Konstruktive Kommentare
Die direkte Kommunikation mit Hörerinnen und Online-Usern gehört seit jeher zum Job von Journalistinnen und Journalisten. Was früher die Leserbriefe in den Zeitungen waren, sind heute Kommentare unter Online-Artikeln oder «Replies» (neudeutsch, also englisch für «Antworten») auf Twitter.
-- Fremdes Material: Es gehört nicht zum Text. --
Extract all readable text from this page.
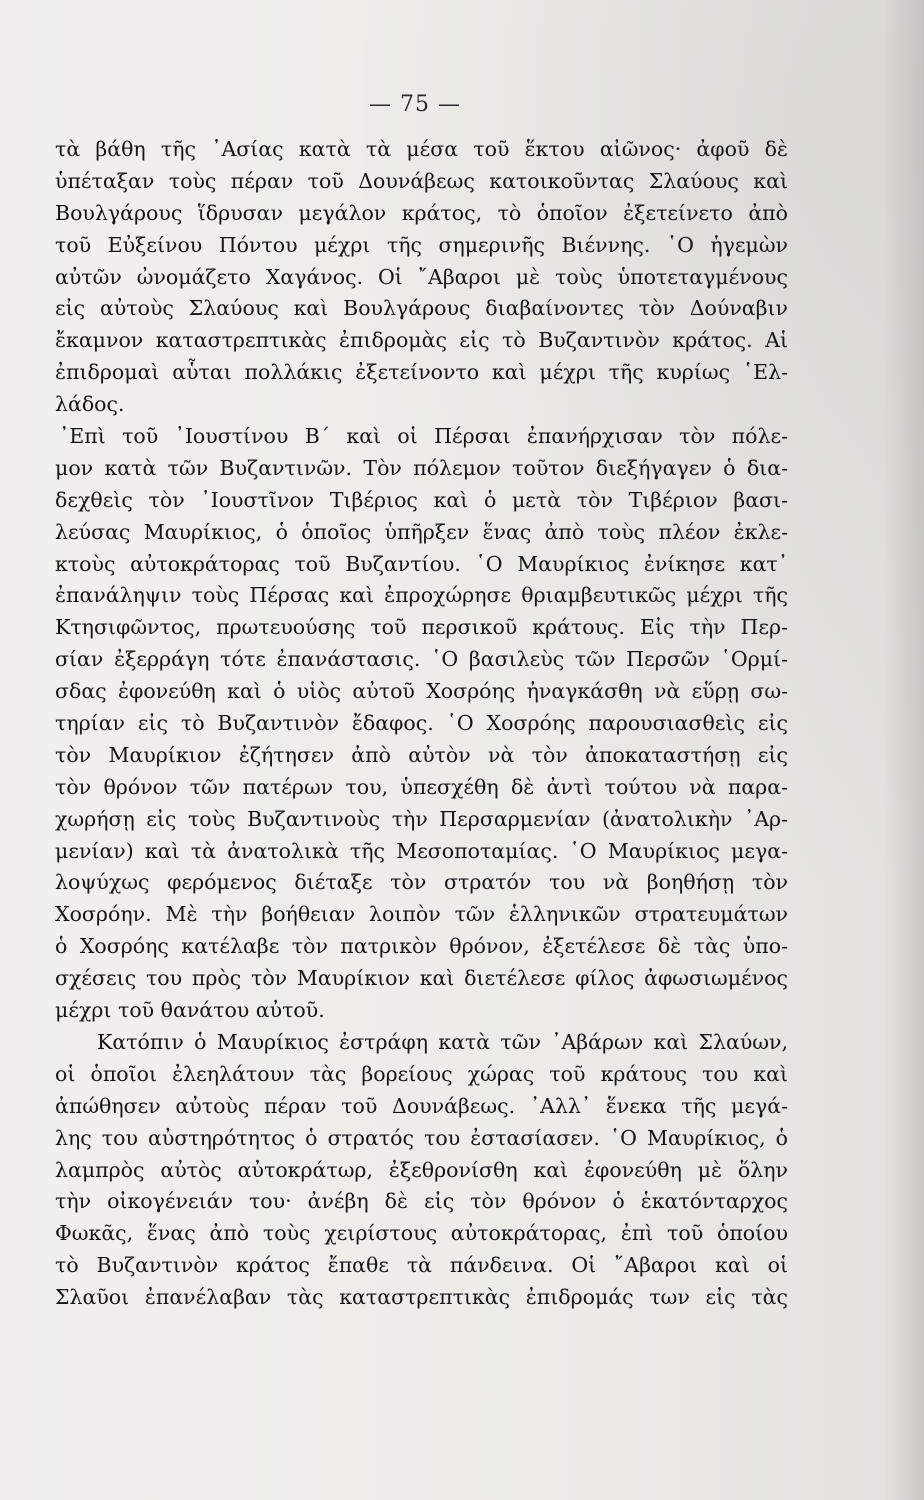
— 75 —
τὰ βάθη τῆς ᾿Ασίας κατὰ τὰ μέσα τοῦ ἕκτου αἰῶνος· ἀφοῦ δὲ
ὑπέταξαν τοὺς πέραν τοῦ Δουνάβεως κατοικοῦντας Σλαύους καὶ
Βουλγάρους ἵδρυσαν μεγάλον κράτος, τὸ ὁποῖον ἐξετείνετο ἀπὸ
τοῦ Εὐξείνου Πόντου μέχρι τῆς σημερινῆς Βιέννης. ῾Ο ἡγεμὼν
αὐτῶν ὠνομάζετο Χαγάνος. Οἱ ῎Αβαροι μὲ τοὺς ὑποτεταγμένους
εἰς αὐτοὺς Σλαύους καὶ Βουλγάρους διαβαίνοντες τὸν Δούναβιν
ἔκαμνον καταστρεπτικὰς ἐπιδρομὰς εἰς τὸ Βυζαντινὸν κράτος. Αἱ
ἐπιδρομαὶ αὗται πολλάκις ἐξετείνοντο καὶ μέχρι τῆς κυρίως ῾Ελ-
λάδος.
᾿Επὶ τοῦ ᾿Ιουστίνου Β΄ καὶ οἱ Πέρσαι ἐπανήρχισαν τὸν πόλε-
μον κατὰ τῶν Βυζαντινῶν. Τὸν πόλεμον τοῦτον διεξήγαγεν ὁ δια-
δεχθεὶς τὸν ᾿Ιουστῖνον Τιβέριος καὶ ὁ μετὰ τὸν Τιβέριον βασι-
λεύσας Μαυρίκιος, ὁ ὁποῖος ὑπῆρξεν ἕνας ἀπὸ τοὺς πλέον ἐκλε-
κτοὺς αὐτοκράτορας τοῦ Βυζαντίου. ῾Ο Μαυρίκιος ἐνίκησε κατ᾿
ἐπανάληψιν τοὺς Πέρσας καὶ ἐπροχώρησε θριαμβευτικῶς μέχρι τῆς
Κτησιφῶντος, πρωτευούσης τοῦ περσικοῦ κράτους. Εἰς τὴν Περ-
σίαν ἐξερράγη τότε ἐπανάστασις. ῾Ο βασιλεὺς τῶν Περσῶν ῾Ορμί-
σδας ἐφονεύθη καὶ ὁ υἱὸς αὐτοῦ Χοσρόης ἠναγκάσθη νὰ εὕρῃ σω-
τηρίαν εἰς τὸ Βυζαντινὸν ἔδαφος. ῾Ο Χοσρόης παρουσιασθεὶς εἰς
τὸν Μαυρίκιον ἐζήτησεν ἀπὸ αὐτὸν νὰ τὸν ἀποκαταστήσῃ εἰς
τὸν θρόνον τῶν πατέρων του, ὑπεσχέθη δὲ ἀντὶ τούτου νὰ παρα-
χωρήσῃ εἰς τοὺς Βυζαντινοὺς τὴν Περσαρμενίαν (ἀνατολικὴν ᾿Αρ-
μενίαν) καὶ τὰ ἀνατολικὰ τῆς Μεσοποταμίας. ῾Ο Μαυρίκιος μεγα-
λοψύχως φερόμενος διέταξε τὸν στρατόν του νὰ βοηθήσῃ τὸν
Χοσρόην. Μὲ τὴν βοήθειαν λοιπὸν τῶν ἑλληνικῶν στρατευμάτων
ὁ Χοσρόης κατέλαβε τὸν πατρικὸν θρόνον, ἐξετέλεσε δὲ τὰς ὑπο-
σχέσεις του πρὸς τὸν Μαυρίκιον καὶ διετέλεσε φίλος ἀφωσιωμένος
μέχρι τοῦ θανάτου αὐτοῦ.
Κατόπιν ὁ Μαυρίκιος ἐστράφη κατὰ τῶν ᾿Αβάρων καὶ Σλαύων,
οἱ ὁποῖοι ἐλεηλάτουν τὰς βορείους χώρας τοῦ κράτους του καὶ
ἀπώθησεν αὐτοὺς πέραν τοῦ Δουνάβεως. ᾿Αλλ᾿ ἕνεκα τῆς μεγά-
λης του αὐστηρότητος ὁ στρατός του ἐστασίασεν. ῾Ο Μαυρίκιος, ὁ
λαμπρὸς αὐτὸς αὐτοκράτωρ, ἐξεθρονίσθη καὶ ἐφονεύθη μὲ ὅλην
τὴν οἰκογένειάν του· ἀνέβη δὲ εἰς τὸν θρόνον ὁ ἑκατόνταρχος
Φωκᾶς, ἕνας ἀπὸ τοὺς χειρίστους αὐτοκράτορας, ἐπὶ τοῦ ὁποίου
τὸ Βυζαντινὸν κράτος ἔπαθε τὰ πάνδεινα. Οἱ ῎Αβαροι καὶ οἱ
Σλαῦοι ἐπανέλαβαν τὰς καταστρεπτικὰς ἐπιδρομάς των εἰς τὰς
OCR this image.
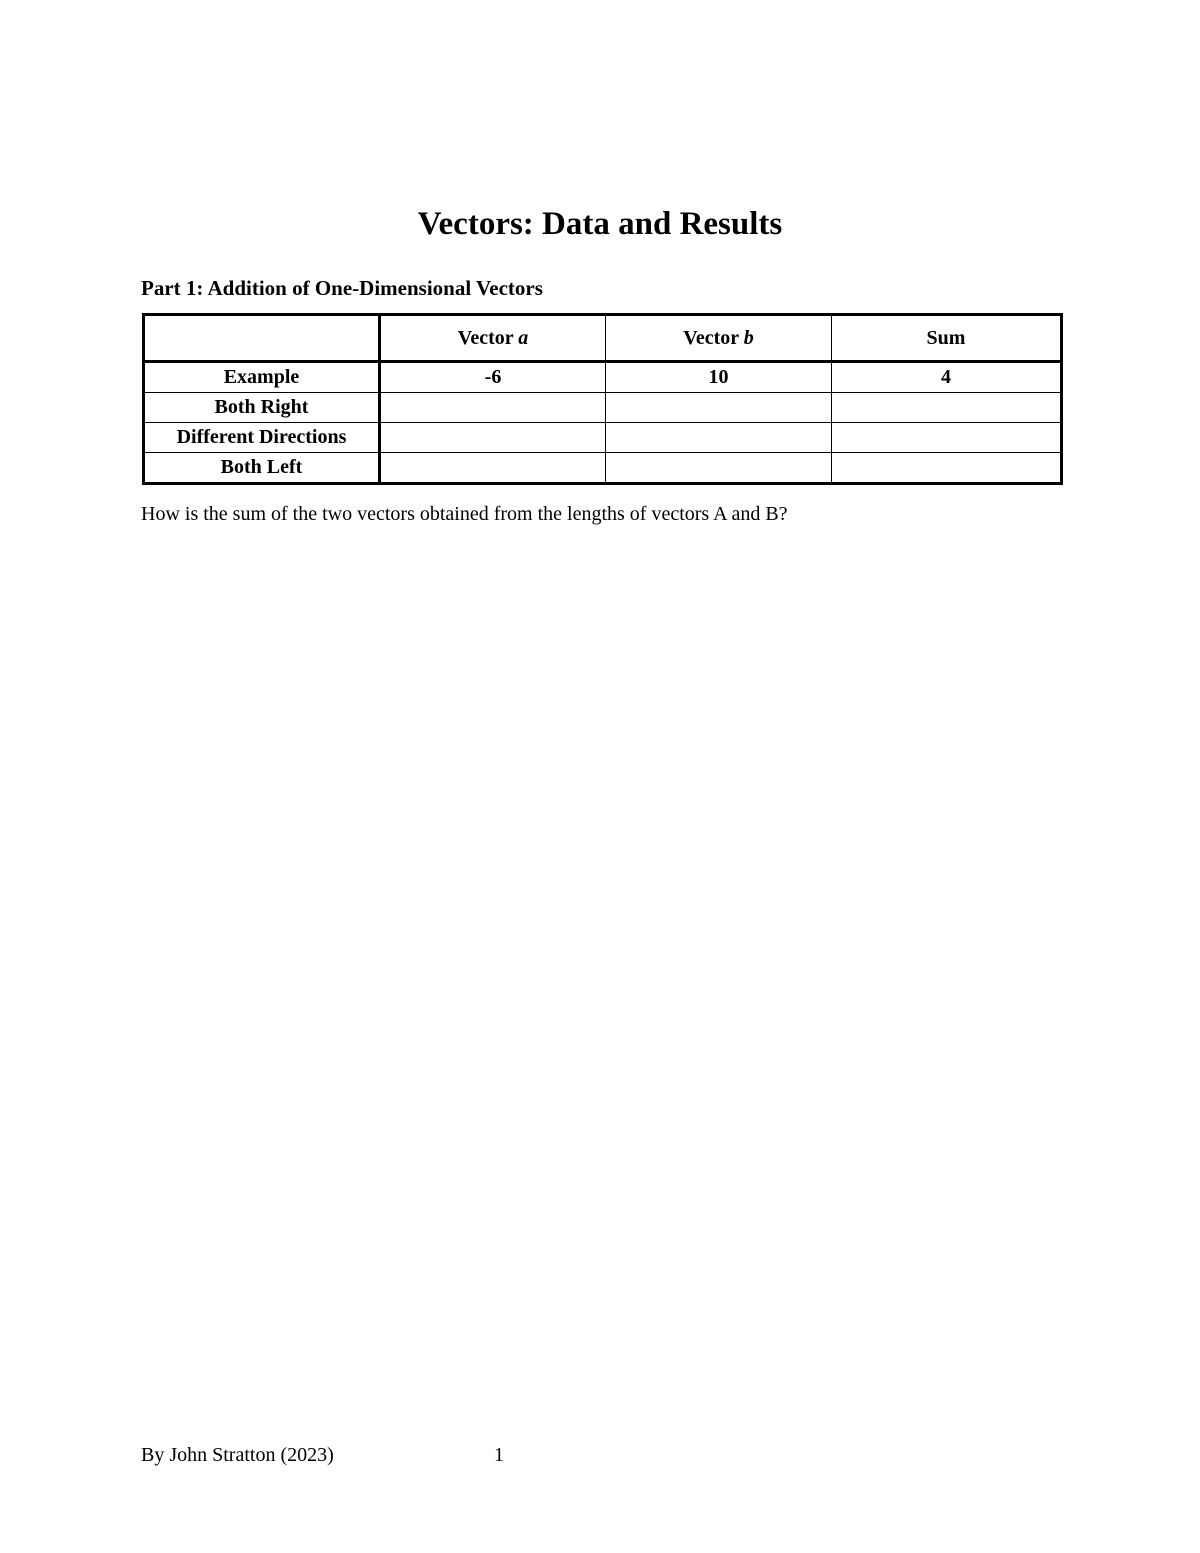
Vectors: Data and Results
Part 1: Addition of One-Dimensional Vectors
	Vector a	Vector b	Sum
Example	-6	10	4
Both Right			
Different Directions			
Both Left			

How is the sum of the two vectors obtained from the lengths of vectors A and B?

By John Stratton (2023)	1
Vieles davon bearbeitet die Redaktion im Alltag: Wenn zum Beispiel ein Nutzer darauf hinweist, dass wir einen Politiker in einem Artikel einer falschen Partei zugewiesen haben («XY ist aber Mitglied der Grünliberalen und nicht CVP-Kantonsrat»), dann antworten wir so schnell wie möglich («wurde sofort korrigiert, sorry»). Diese Art der zusätzlichen Qualitätskontrolle durch die «Community» ist äusserst wertvoll.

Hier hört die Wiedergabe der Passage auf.